Il traghetto scivola senza rollio né beccheggio dall’isola di Koh Samui a Surat Thani. Ci troviamo nel profondo del golfo Siamese.
La barca rallenta. Sollevo la schiena appiccicosa dal sedile in finto velluto. Dal ventilatore giapponese si sviluppa l’unico cono in cui mi sono riuscito a rifugiare per sfuggire alle fauci di questo forno tropicale. Un’afa snervante. Nemmeno sul vasto ponte si riesce a trovare il sollievo di una brezza di crocera.
Il pilota manovra facendo percorrere allo scafo delle lente mezzelune di avvicinamento al legno del molo.
Una colonna di pneumatici riveste una delle travi della struttura. La gomma è sgualcita e ridotta a brandelli in vari punti. Sicuramente i copertoni vengono sostituiti con regolarità. Non riesco però a immaginare come, dal momento che il telaio in legno non fornisce vie di fuga.
Assieme ad altri passeggeri osservo dal parapetto la complessa manovra di avvicinamento. Calcolo a spanne la lunghezza dello scafo. Saranno circa quaranta metri.

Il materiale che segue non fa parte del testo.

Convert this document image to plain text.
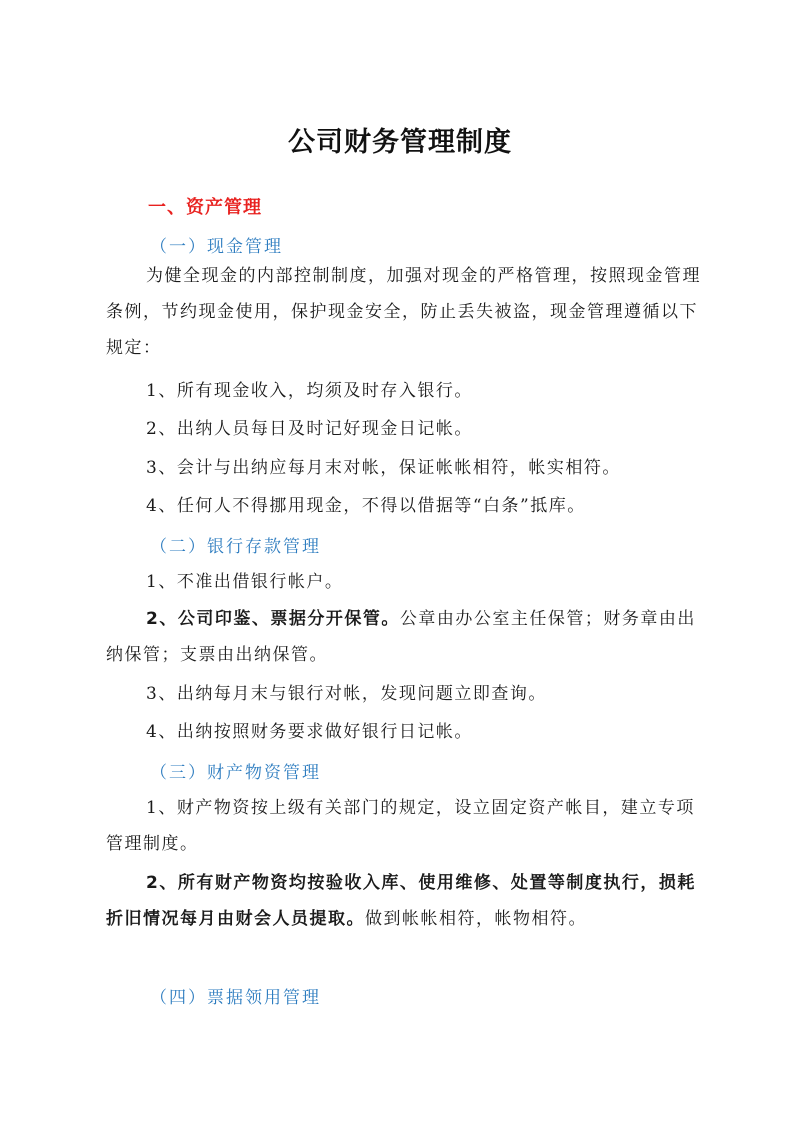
公司财务管理制度
一、资产管理
（一）现金管理
为健全现金的内部控制制度，加强对现金的严格管理，按照现金管理条例，节约现金使用，保护现金安全，防止丢失被盗，现金管理遵循以下规定：
1、所有现金收入，均须及时存入银行。
2、出纳人员每日及时记好现金日记帐。
3、会计与出纳应每月末对帐，保证帐帐相符，帐实相符。
4、任何人不得挪用现金，不得以借据等“白条”抵库。
（二）银行存款管理
1、不准出借银行帐户。
2、公司印鉴、票据分开保管。公章由办公室主任保管；财务章由出纳保管；支票由出纳保管。
3、出纳每月末与银行对帐，发现问题立即查询。
4、出纳按照财务要求做好银行日记帐。
（三）财产物资管理
1、财产物资按上级有关部门的规定，设立固定资产帐目，建立专项管理制度。
2、所有财产物资均按验收入库、使用维修、处置等制度执行，损耗折旧情况每月由财会人员提取。做到帐帐相符，帐物相符。
（四）票据领用管理
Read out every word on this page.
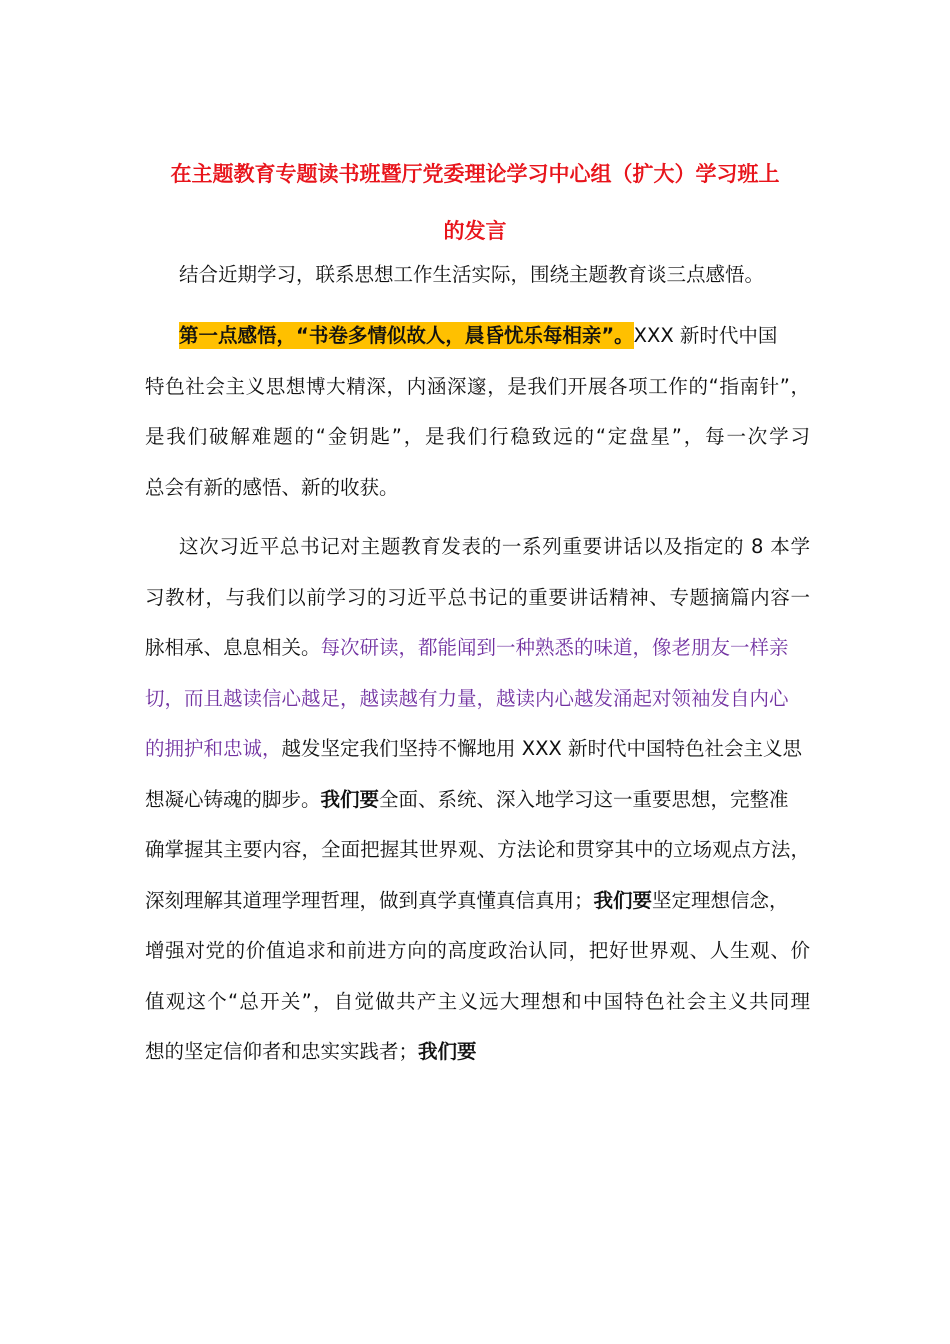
在主题教育专题读书班暨厅党委理论学习中心组（扩大）学习班上
的发言
结合近期学习，联系思想工作生活实际，围绕主题教育谈三点感悟。
第一点感悟，“书卷多情似故人，晨昏忧乐每相亲”。XXX 新时代中国
特色社会主义思想博大精深，内涵深邃，是我们开展各项工作的“指南针”，
是我们破解难题的“金钥匙”，是我们行稳致远的“定盘星”，每一次学习
总会有新的感悟、新的收获。
这次习近平总书记对主题教育发表的一系列重要讲话以及指定的 8 本学
习教材，与我们以前学习的习近平总书记的重要讲话精神、专题摘篇内容一
脉相承、息息相关。每次研读，都能闻到一种熟悉的味道，像老朋友一样亲
切，而且越读信心越足，越读越有力量，越读内心越发涌起对领袖发自内心
的拥护和忠诚，越发坚定我们坚持不懈地用 XXX 新时代中国特色社会主义思
想凝心铸魂的脚步。我们要全面、系统、深入地学习这一重要思想，完整准
确掌握其主要内容，全面把握其世界观、方法论和贯穿其中的立场观点方法，
深刻理解其道理学理哲理，做到真学真懂真信真用；我们要坚定理想信念，
增强对党的价值追求和前进方向的高度政治认同，把好世界观、人生观、价
值观这个“总开关”，自觉做共产主义远大理想和中国特色社会主义共同理
想的坚定信仰者和忠实实践者；我们要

La parete arrugginita del traghetto si adagia sul più malmesso dei pneumatici. La gomma viene compressa, spremuta e poi stirata. Alcuni frammenti di staccano e precipitano muti tra le piccole onde.
Facendo perno sulla colonna di legno e copertoni il traghetto si mette in linea col molo e approda. Si abbassa il portellone e le prime auto cominciano ad uscire. Sul pontile un blocco di juta e terriccio sbuffa nuvolette di polvere al passaggio di ogni veicolo. Tutto riflette il grigio del cielo. Le nuvole che lo affollano da una decina di minuti non alleviano le morse del calore.

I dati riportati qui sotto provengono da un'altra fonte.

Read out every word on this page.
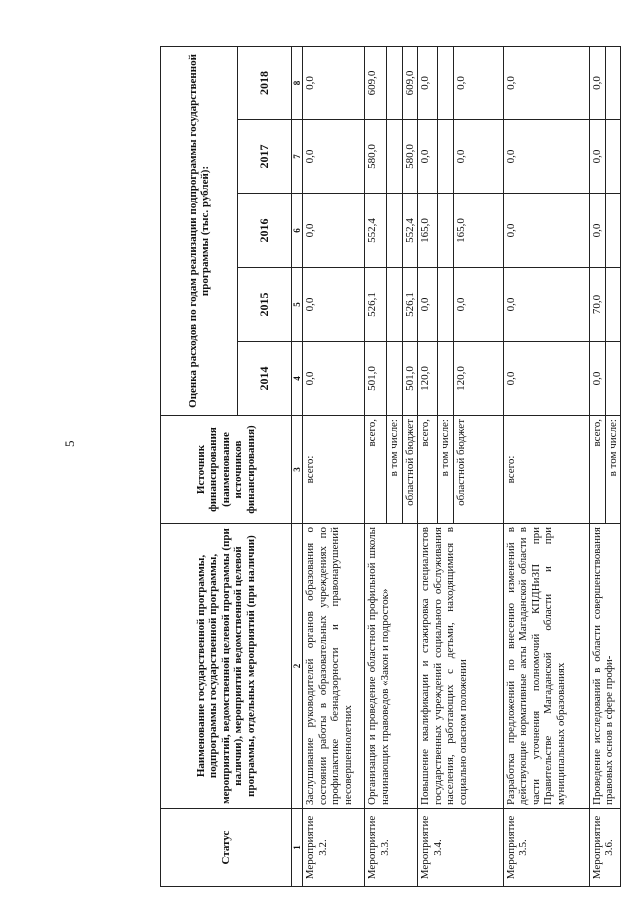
5
Статус	Наименование государственной программы, подпрограммы государственной программы, мероприятий, ведомственной целевой программы (при наличии), мероприятий ведомственной целевой программы, отдельных мероприятий (при наличии)	Источник финансирования (наименование источников финансирования)	Оценка расходов по годам реализации подпрограммы государственной программы (тыс. рублей):				
			2014	2015	2016	2017	2018
1	2	3	4	5	6	7	8
Мероприятие 3.2.	Заслушивание руководителей органов образования о состоянии работы в образовательных учреждениях по профилактике безнадзорности и правонарушений несовершеннолетних	всего:	0,0	0,0	0,0	0,0	0,0
Мероприятие 3.3.	Организация и проведение областной профильной школы начинающих правоведов «Закон и подросток»	всего,	501,0	526,1	552,4	580,0	609,0
		в том числе:					
		областной бюджет	501,0	526,1	552,4	580,0	609,0
Мероприятие 3.4.	Повышение квалификации и стажировка специалистов государственных учреждений социального обслуживания населения, работающих с детьми, находящимися в социально опасном положении	всего,	120,0	0,0	165,0	0,0	0,0
		в том числе:					
		областной бюджет	120,0	0,0	165,0	0,0	0,0
Мероприятие 3.5.	Разработка предложений по внесению изменений в действующие нормативные акты Магаданской области в части уточнения полномочий КПДНиЗП при Правительстве Магаданской области и при муниципальных образованиях	всего:	0,0	0,0	0,0	0,0	0,0
Мероприятие 3.6.	Проведение исследований в области совершенствования правовых основ в сфере профи-	всего,	0,0	70,0	0,0	0,0	0,0
		в том числе:					
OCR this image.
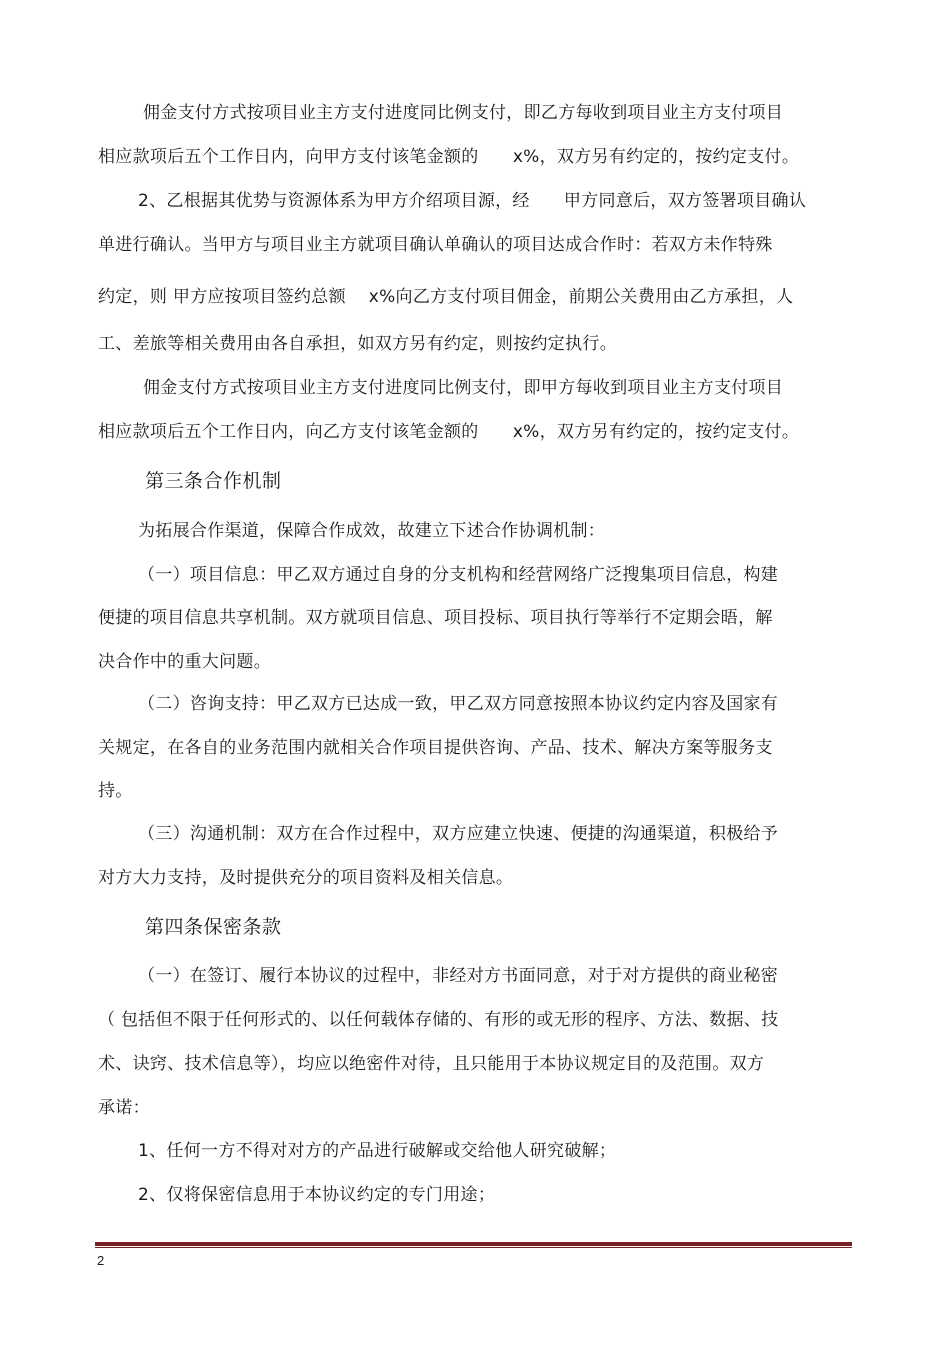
佣金支付方式按项目业主方支付进度同比例支付，即乙方每收到项目业主方支付项目
相应款项后五个工作日内，向甲方支付该笔金额的      x%，双方另有约定的，按约定支付。
2、乙根据其优势与资源体系为甲方介绍项目源，经      甲方同意后，双方签署项目确认
单进行确认。当甲方与项目业主方就项目确认单确认的项目达成合作时：若双方未作特殊
约定，则 甲方应按项目签约总额    x%向乙方支付项目佣金，前期公关费用由乙方承担，人
工、差旅等相关费用由各自承担，如双方另有约定，则按约定执行。
佣金支付方式按项目业主方支付进度同比例支付，即甲方每收到项目业主方支付项目
相应款项后五个工作日内，向乙方支付该笔金额的      x%，双方另有约定的，按约定支付。
第三条合作机制
为拓展合作渠道，保障合作成效，故建立下述合作协调机制：
（一）项目信息：甲乙双方通过自身的分支机构和经营网络广泛搜集项目信息，构建
便捷的项目信息共享机制。双方就项目信息、项目投标、项目执行等举行不定期会晤，解
决合作中的重大问题。
（二）咨询支持：甲乙双方已达成一致，甲乙双方同意按照本协议约定内容及国家有
关规定，在各自的业务范围内就相关合作项目提供咨询、产品、技术、解决方案等服务支
持。
（三）沟通机制：双方在合作过程中，双方应建立快速、便捷的沟通渠道，积极给予
对方大力支持，及时提供充分的项目资料及相关信息。
第四条保密条款
（一）在签订、履行本协议的过程中，非经对方书面同意，对于对方提供的商业秘密
（ 包括但不限于任何形式的、以任何载体存储的、有形的或无形的程序、方法、数据、技
术、诀窍、技术信息等），均应以绝密件对待，且只能用于本协议规定目的及范围。双方
承诺：
1、任何一方不得对对方的产品进行破解或交给他人研究破解；
2、仅将保密信息用于本协议约定的专门用途；
2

Borse in spalla traballo sulla passarella, attraverso il pontile che cigola e percorro il corridoio coperto che ci porta al piazzale in cui risaliremo sull’autobus partito da Samui.
Passo dopo passo, senza volare, percorro a ritroso la penisola sud-est asiatica. Samui-Surat, Surat-Hua Hin, Hua Hin-Bangkok. Zig-zagando tra pomeriggio, palme, notte e baracche. Con l’acqua e la polvere sotto le scarpe. Il viaggio è noia, il viaggio è nuova linfa vitale.